Now let’s test this belief in prevailing good weather against actual history:
World War II
Goodies: Winston Churchill (although he’s a goodie only as far as white people go. Let’s not talk about his arrogant stuff-ups re Gallipoli or India or Kenya or Pakistan or Sudan or…)
Result: Winston won, and therefore good prevailed.
A clearcut case; the theory works. Except what about those people killed in World War II, around 3% of the world’s entire population? Good didn’t prevail for those people, did it?
Tricky – but the museum’s theory is up to the challenge of explaining how this happened:
World War II take 2
Goodies: Anne Frank
Result: Nazis won, and therefore Anne Frank must have flinched.
The museum’s theory is definite on this point: Anne should have just stood staunch.
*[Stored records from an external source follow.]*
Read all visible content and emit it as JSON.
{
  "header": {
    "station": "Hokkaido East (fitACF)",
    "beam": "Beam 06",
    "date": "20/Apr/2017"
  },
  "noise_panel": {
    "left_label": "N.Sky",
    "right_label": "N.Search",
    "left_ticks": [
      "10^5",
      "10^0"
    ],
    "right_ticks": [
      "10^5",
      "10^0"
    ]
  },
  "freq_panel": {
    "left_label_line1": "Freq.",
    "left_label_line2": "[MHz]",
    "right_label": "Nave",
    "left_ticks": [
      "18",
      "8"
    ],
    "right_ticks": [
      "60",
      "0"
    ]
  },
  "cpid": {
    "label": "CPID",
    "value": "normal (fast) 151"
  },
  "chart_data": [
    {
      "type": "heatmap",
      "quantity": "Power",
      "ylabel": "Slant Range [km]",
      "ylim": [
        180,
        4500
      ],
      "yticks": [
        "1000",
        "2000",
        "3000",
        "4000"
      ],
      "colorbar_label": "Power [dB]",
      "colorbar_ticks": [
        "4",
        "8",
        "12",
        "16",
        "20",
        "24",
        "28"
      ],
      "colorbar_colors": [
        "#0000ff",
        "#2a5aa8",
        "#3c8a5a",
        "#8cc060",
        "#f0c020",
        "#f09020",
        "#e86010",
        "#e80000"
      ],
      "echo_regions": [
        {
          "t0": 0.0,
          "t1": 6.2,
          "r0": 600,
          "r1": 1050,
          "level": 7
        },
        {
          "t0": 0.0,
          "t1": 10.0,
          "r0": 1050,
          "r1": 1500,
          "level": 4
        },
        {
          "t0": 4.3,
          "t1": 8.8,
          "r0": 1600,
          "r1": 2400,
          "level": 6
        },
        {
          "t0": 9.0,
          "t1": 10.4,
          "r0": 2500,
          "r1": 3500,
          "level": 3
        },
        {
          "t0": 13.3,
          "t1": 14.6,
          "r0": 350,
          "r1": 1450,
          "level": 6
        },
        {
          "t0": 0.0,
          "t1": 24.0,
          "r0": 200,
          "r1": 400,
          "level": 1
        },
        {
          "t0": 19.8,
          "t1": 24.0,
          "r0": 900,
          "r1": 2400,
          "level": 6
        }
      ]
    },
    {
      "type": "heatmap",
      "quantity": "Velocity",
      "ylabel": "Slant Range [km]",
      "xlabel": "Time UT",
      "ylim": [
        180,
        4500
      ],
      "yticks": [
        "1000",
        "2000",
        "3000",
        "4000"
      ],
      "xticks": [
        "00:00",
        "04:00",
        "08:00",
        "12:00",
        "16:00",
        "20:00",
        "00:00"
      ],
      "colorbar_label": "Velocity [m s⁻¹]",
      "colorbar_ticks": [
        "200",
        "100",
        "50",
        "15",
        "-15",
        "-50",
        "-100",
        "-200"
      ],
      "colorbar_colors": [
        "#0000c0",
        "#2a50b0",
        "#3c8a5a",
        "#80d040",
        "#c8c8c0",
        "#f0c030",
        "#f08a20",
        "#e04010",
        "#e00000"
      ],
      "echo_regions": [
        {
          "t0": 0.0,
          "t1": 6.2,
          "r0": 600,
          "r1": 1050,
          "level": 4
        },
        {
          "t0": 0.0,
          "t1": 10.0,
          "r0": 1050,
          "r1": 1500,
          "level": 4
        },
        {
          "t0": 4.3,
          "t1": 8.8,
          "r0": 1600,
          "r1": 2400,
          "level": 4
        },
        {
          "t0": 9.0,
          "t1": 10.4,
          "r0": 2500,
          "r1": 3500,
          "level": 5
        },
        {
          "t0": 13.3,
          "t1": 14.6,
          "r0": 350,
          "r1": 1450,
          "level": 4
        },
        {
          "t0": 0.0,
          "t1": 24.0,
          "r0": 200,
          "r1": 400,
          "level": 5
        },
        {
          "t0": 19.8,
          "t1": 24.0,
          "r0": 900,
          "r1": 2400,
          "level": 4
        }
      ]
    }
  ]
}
Ditto every other victim in history (see also: Syrian refugees, Rwandan genocide victims, Chrystal in Crotchgate). It’s not like these people had to do anything, they just shouldn’t have flinched. That’s all it would have taken to beat terror.
Via a false dichotomy of good vs terror, the museum encourages victim blaming and smug self-satisfied armchair inaction. What do we have to do for good to prevail? Not flinch. So it’s best to just keep calm and carry on doing nothing. Don’t rebel, don’t shout, don’t rock the boat, just sit tight like good little petrified lambs and we’ll all live happily ever after.
“History tells us that good will prevail”. The underlying supposition here is that, for the most part, good has already been installed and is currently king. And, as good can’t be built on unjust wars and stolen land, Godzone was clearly not founded on Parihaka but pavlovas.
Excitingly for nerds, history battles are heating up all over the Anglophone world. Statues of colonial plunderer Cecil Rhodes are under threat at Oxford University but 60% of Britons are proud of the British Empire, while closer to home there’s bitter debate about whether 26 January should be celebrated as “Australia Day” or mourned as “Invasion Day”. Interesting things are happening in New Zealand too: Manu Samoa rugby player Eliota Fuimaono-Sapolu has described the history teaching he received in Auckland as “white supremacist”, while a 13,000-signature petition recently asked for the New Zealand Land Wars to be taught in all schools.
Meanwhile, Auckland Museum is trying to fob us off with Fox News mumbo-jumbo. If you disagree, the museum’s “with us or against us” framing paints you as a murdering bastard whose values encompass censorship, communism, darkness and bad words.
But history teaches me that absolute goodness doesn’t exist; that sometimes we’re given a choice between two evils, like voting for the National Epsom candidate or letting Act win. History teaches me that regimes I agree with don’t always prevail; and that when they do, it’s because people have worked hard, and are peddling furiously to keep them on top. History teaches me that the vulnerable get bashed up. You already know this. It’s ridiculous that the establishment built on Pukekawa, the Hill of Bitter Tears, is still in the dark.